I often hear friends and family relating that they can’t meditate. For many years I felt the same way, but sensed there had to be something to it and so kept at it, accepting there’s a reason that meditation is called a practice.
As I practiced a traditional form of sitting and focusing on the breath, three counts in and then five counts out, over time the frustration of unwanted thoughts continually creeping in came to be expected. This in turn allowed me to gently acknowledge them and let them go by returning to the breath each time. Once I understood there’s no right or wrong way to meditate and that even skilled meditators encounter intrusive thoughts, it became exponentially easier to allow myself to release expectations and just get on with it.

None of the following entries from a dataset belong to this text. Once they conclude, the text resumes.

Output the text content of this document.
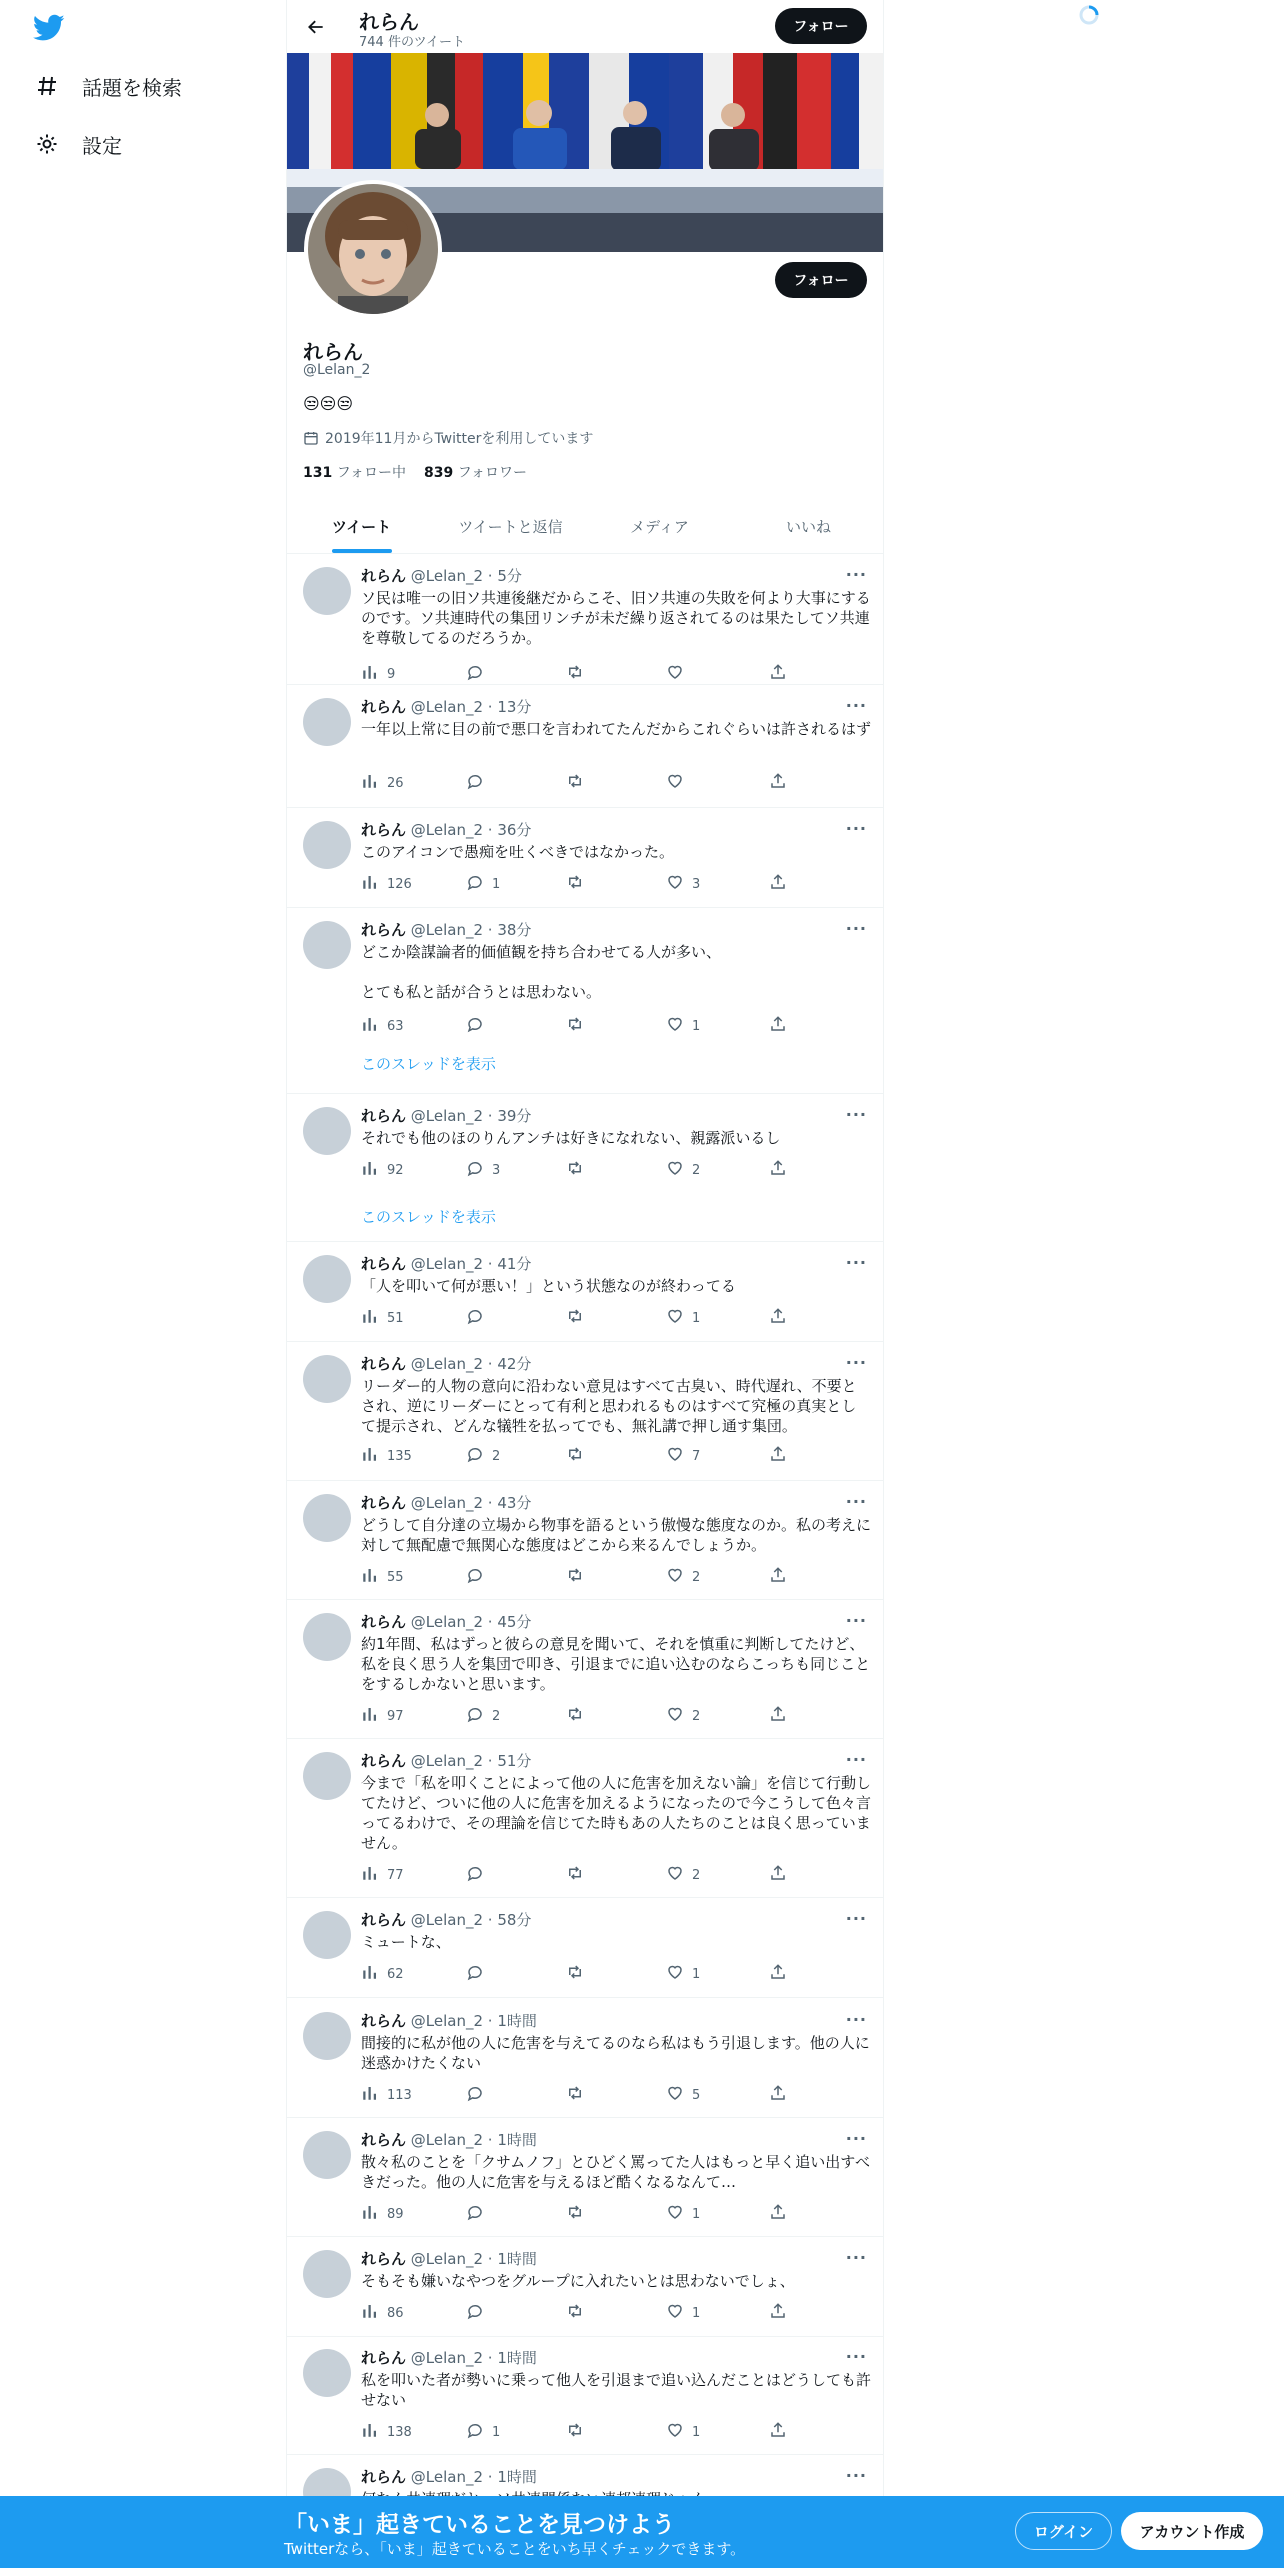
話題を検索
設定
れらん
744 件のツイート
フォロー
フォロー
れらん
@Lelan_2
😒😒😒
2019年11月からTwitterを利用しています
131 フォロー中 839 フォロワー
ツイート	ツイートと返信	メディア	いいね
れらん @Lelan_2 · 5分	···
ソ民は唯一の旧ソ共連後継だからこそ、旧ソ共連の失敗を何より大事にするのです。ソ共連時代の集団リンチが未だ繰り返されてるのは果たしてソ共連を尊敬してるのだろうか。
9
れらん @Lelan_2 · 13分	···
一年以上常に目の前で悪口を言われてたんだからこれぐらいは許されるはず
26
れらん @Lelan_2 · 36分	···
このアイコンで愚痴を吐くべきではなかった。
126	1	3
れらん @Lelan_2 · 38分	···
どこか陰謀論者的価値観を持ち合わせてる人が多い、

とても私と話が合うとは思わない。
63	1
このスレッドを表示
れらん @Lelan_2 · 39分	···
それでも他のほのりんアンチは好きになれない、親露派いるし
92	3	2
このスレッドを表示
れらん @Lelan_2 · 41分	···
「人を叩いて何が悪い！」という状態なのが終わってる
51	1
れらん @Lelan_2 · 42分	···
リーダー的人物の意向に沿わない意見はすべて古臭い、時代遅れ、不要とされ、逆にリーダーにとって有利と思われるものはすべて究極の真実として提示され、どんな犠牲を払ってでも、無礼講で押し通す集団。
135	2	7
れらん @Lelan_2 · 43分	···
どうして自分達の立場から物事を語るという傲慢な態度なのか。私の考えに対して無配慮で無関心な態度はどこから来るんでしょうか。
55	2
れらん @Lelan_2 · 45分	···
約1年間、私はずっと彼らの意見を聞いて、それを慎重に判断してたけど、私を良く思う人を集団で叩き、引退までに追い込むのならこっちも同じことをするしかないと思います。
97	2	2
れらん @Lelan_2 · 51分	···
今まで「私を叩くことによって他の人に危害を加えない論」を信じて行動してたけど、ついに他の人に危害を加えるようになったので今こうして色々言ってるわけで、その理論を信じてた時もあの人たちのことは良く思っていません。
77	2
れらん @Lelan_2 · 58分	···
ミュートな、
62	1
れらん @Lelan_2 · 1時間	···
間接的に私が他の人に危害を与えてるのなら私はもう引退します。他の人に迷惑かけたくない
113	5
れらん @Lelan_2 · 1時間	···
散々私のことを「クサムノフ」とひどく罵ってた人はもっと早く追い出すべきだった。他の人に危害を与えるほど酷くなるなんて…
89	1
れらん @Lelan_2 · 1時間	···
そもそも嫌いなやつをグループに入れたいとは思わないでしょ、
86	1
れらん @Lelan_2 · 1時間	···
私を叩いた者が勢いに乗って他人を引退まで追い込んだことはどうしても許せない
138	1	1
れらん @Lelan_2 · 1時間	···
「いま」起きていることを見つけよう
Twitterなら、「いま」起きていることをいち早くチェックできます。
ログイン	アカウント作成
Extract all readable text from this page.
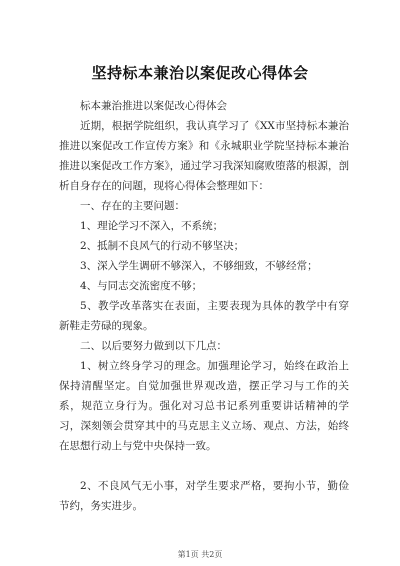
坚持标本兼治以案促改心得体会

标本兼治推进以案促改心得体会

近期，根据学院组织，我认真学习了《XX市坚持标本兼治推进以案促改工作宣传方案》和《永城职业学院坚持标本兼治推进以案促改工作方案》，通过学习我深知腐败堕落的根源，剖析自身存在的问题，现将心得体会整理如下：

一、存在的主要问题：

1、理论学习不深入，不系统；

2、抵制不良风气的行动不够坚决；

3、深入学生调研不够深入，不够细致，不够经常；

4、与同志交流密度不够；

5、教学改革落实在表面，主要表现为具体的教学中有穿新鞋走劳碌的现象。

二、以后要努力做到以下几点：

1、树立终身学习的理念。加强理论学习，始终在政治上保持清醒坚定。自觉加强世界观改造，摆正学习与工作的关系，规范立身行为。强化对习总书记系列重要讲话精神的学习，深刻领会贯穿其中的马克思主义立场、观点、方法，始终在思想行动上与党中央保持一致。

2、不良风气无小事，对学生要求严格，要拘小节，勤俭节约，务实进步。

第1页 共2页
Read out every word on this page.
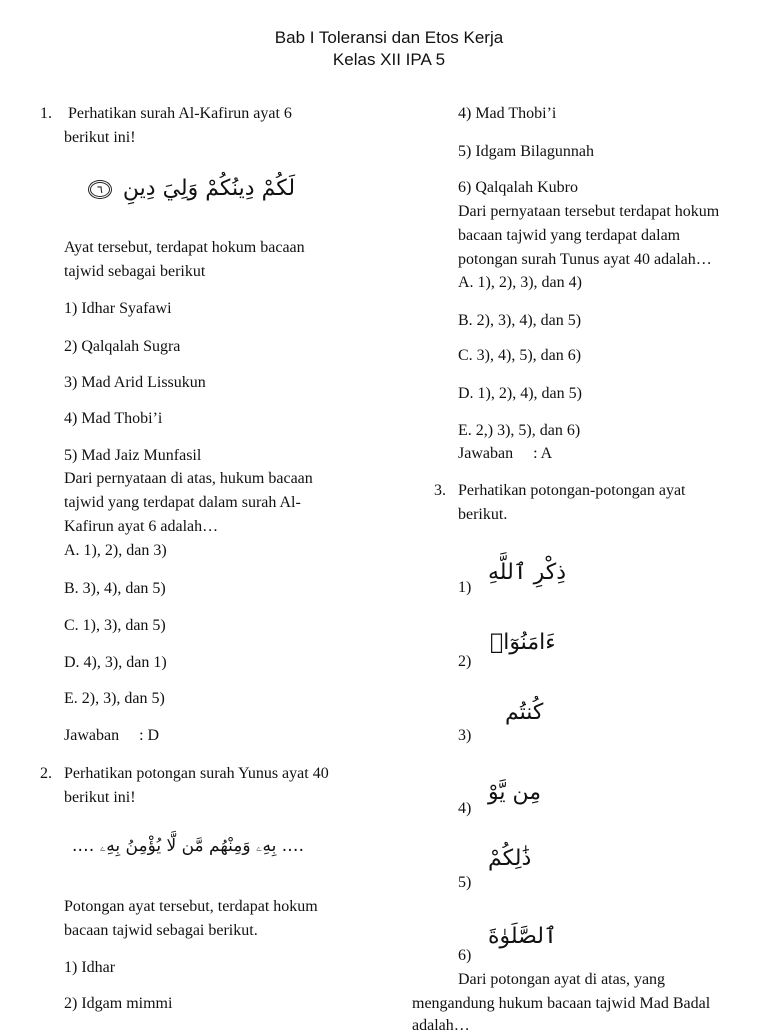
Bab I Toleransi dan Etos Kerja
Kelas XII IPA 5
1. Perhatikan surah Al-Kafirun ayat 6
berikut ini!
لَكُمْ دِينُكُمْ وَلِيَ دِينِ ٦
Ayat tersebut, terdapat hokum bacaan
tajwid sebagai berikut
1) Idhar Syafawi
2) Qalqalah Sugra
3) Mad Arid Lissukun
4) Mad Thobi’i
5) Mad Jaiz Munfasil
Dari pernyataan di atas, hukum bacaan
tajwid yang terdapat dalam surah Al-
Kafirun ayat 6 adalah…
A. 1), 2), dan 3)
B. 3), 4), dan 5)
C. 1), 3), dan 5)
D. 4), 3), dan 1)
E. 2), 3), dan 5)
Jawaban     : D
2. Perhatikan potongan surah Yunus ayat 40
berikut ini!
…. بِهِۦ وَمِنْهُم مَّن لَّا يُؤْمِنُ بِهِۦ ….
Potongan ayat tersebut, terdapat hokum
bacaan tajwid sebagai berikut.
1) Idhar
2) Idgam mimmi
4) Mad Thobi’i
5) Idgam Bilagunnah
6) Qalqalah Kubro
Dari pernyataan tersebut terdapat hokum
bacaan tajwid yang terdapat dalam
potongan surah Tunus ayat 40 adalah…
A. 1), 2), 3), dan 4)
B. 2), 3), 4), dan 5)
C. 3), 4), 5), dan 6)
D. 1), 2), 4), dan 5)
E. 2,) 3), 5), dan 6)
Jawaban     : A
3. Perhatikan potongan-potongan ayat
berikut.
1)
ذِكْرِ ٱللَّهِ
2)
ءَامَنُوٓا۟
3)
كُنتُم
4)
مِن يَّوْ
5)
ذَٰلِكُمْ
6)
ٱلصَّلَوٰةَ
Dari potongan ayat di atas, yang
mengandung hukum bacaan tajwid Mad Badal
adalah…
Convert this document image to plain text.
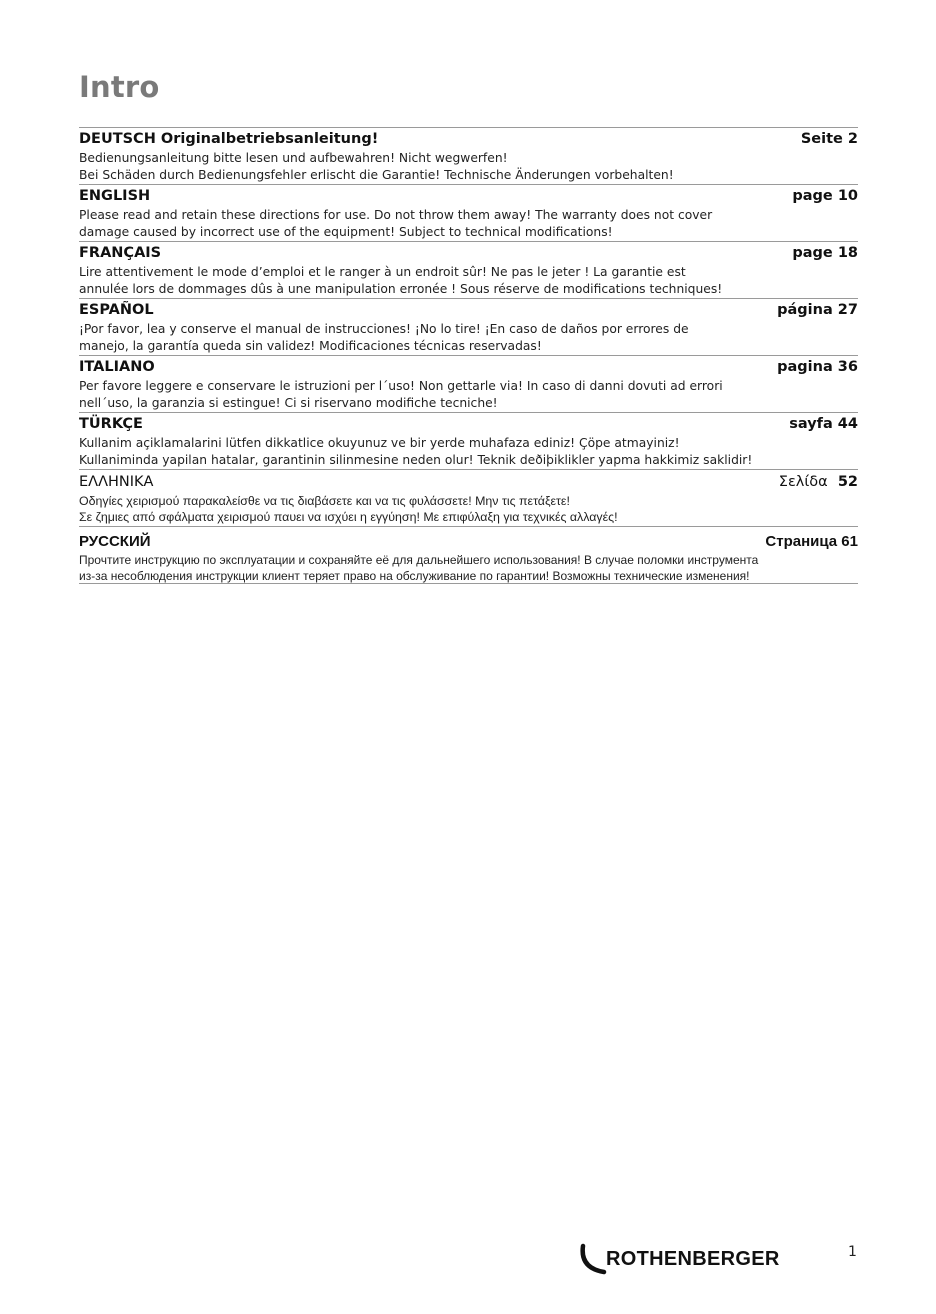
Intro
DEUTSCH Originalbetriebsanleitung!	Seite 2
Bedienungsanleitung bitte lesen und aufbewahren! Nicht wegwerfen!
Bei Schäden durch Bedienungsfehler erlischt die Garantie! Technische Änderungen vorbehalten!
ENGLISH	page 10
Please read and retain these directions for use. Do not throw them away! The warranty does not cover
damage caused by incorrect use of the equipment! Subject to technical modifications!
FRANÇAIS	page 18
Lire attentivement le mode d’emploi et le ranger à un endroit sûr! Ne pas le jeter ! La garantie est
annulée lors de dommages dûs à une manipulation erronée ! Sous réserve de modifications techniques!
ESPAÑOL	página 27
¡Por favor, lea y conserve el manual de instrucciones! ¡No lo tire! ¡En caso de daños por errores de
manejo, la garantía queda sin validez! Modificaciones técnicas reservadas!
ITALIANO	pagina 36
Per favore leggere e conservare le istruzioni per l´uso! Non gettarle via! In caso di danni dovuti ad errori
nell´uso, la garanzia si estingue! Ci si riservano modifiche tecniche!
TÜRKÇE	sayfa 44
Kullanim açiklamalarini lütfen dikkatlice okuyunuz ve bir yerde muhafaza ediniz! Çöpe atmayiniz!
Kullaniminda yapilan hatalar, garantinin silinmesine neden olur! Teknik deðiþiklikler yapma hakkimiz saklidir!
ΕΛΛΗΝΙΚΑ	Σελίδα 52
Οδηγίες χειρισμού παρακαλείσθε να τις διαβάσετε και να τις φυλάσσετε! Μην τις πετάξετε!
Σε ζημιες από σφάλματα χειρισμού παυει να ισχύει η εγγύηση! Με επιφύλαξη για τεχνικές αλλαγές!
РУССКИЙ	Страница 61
Прочтите инструкцию по эксплуатации и сохраняйте её для дальнейшего использования! В случае поломки инструмента
из-за несоблюдения инструкции клиент теряет право на обслуживание по гарантии! Возможны технические изменения!
ROTHENBERGER	1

Recently, a whole new world of meditation opened up for me during an eight-week meditation class that enabled participants to explore a variety of styles including guided imagery, color and tone, breathing, writing, movement, mantra, chanting and big-mind meditation. Each week, a different participant was responsible for creating a meditation based on that week’s style, which added extra fun and variety to the exploration.
I was surprised that even after all these years of being exposed to a broad scope of healing modalities through Natural Awakenings, I still have so much to learn. My understanding now is that almost anything we do can be considered a form of meditation through finding a point of focus and becoming lost in that singular focus. From driving to doing dishes to creating a piece of art to sitting in nature…anything we do with mindfulness benefits our well-being, whether we know it consciously or not.
My absolute favorite week of training focused on chanting. We watched the documentary film, One Track Heart: the Story of Krishna Das, and ever since then I’ve been exploring as much of his work as can reasonably fit into my day, and now he’s coming to town!
Krishna Das will be in Boston with a Kirtan event at Arlington Street Church on June 9 followed by a workshop with Sharon Salzberg and Lama Surya Das on June 10 at Newton South High School. Learn more at KrishnaDas.com, NewtonCommunityEd.org or https://tinyurl.com/yblfjo36.
Another form of meditation I’ve learned about that’s coming to Boston this month is Evolutionary Mystic Meditation. It combines meditation and tapping for what its creator, Alan Davidson, terms a “full-on enlightening experience.” Read more on page 19 and join Davidson and transformational leader Lori Leyden as they co-facilitate a weekend workshop at the Warren Conference Center and Inn, in Ashland, Massachusetts, June 15 to 17.
To quietude and a peaceful mind amid illusions of chaos.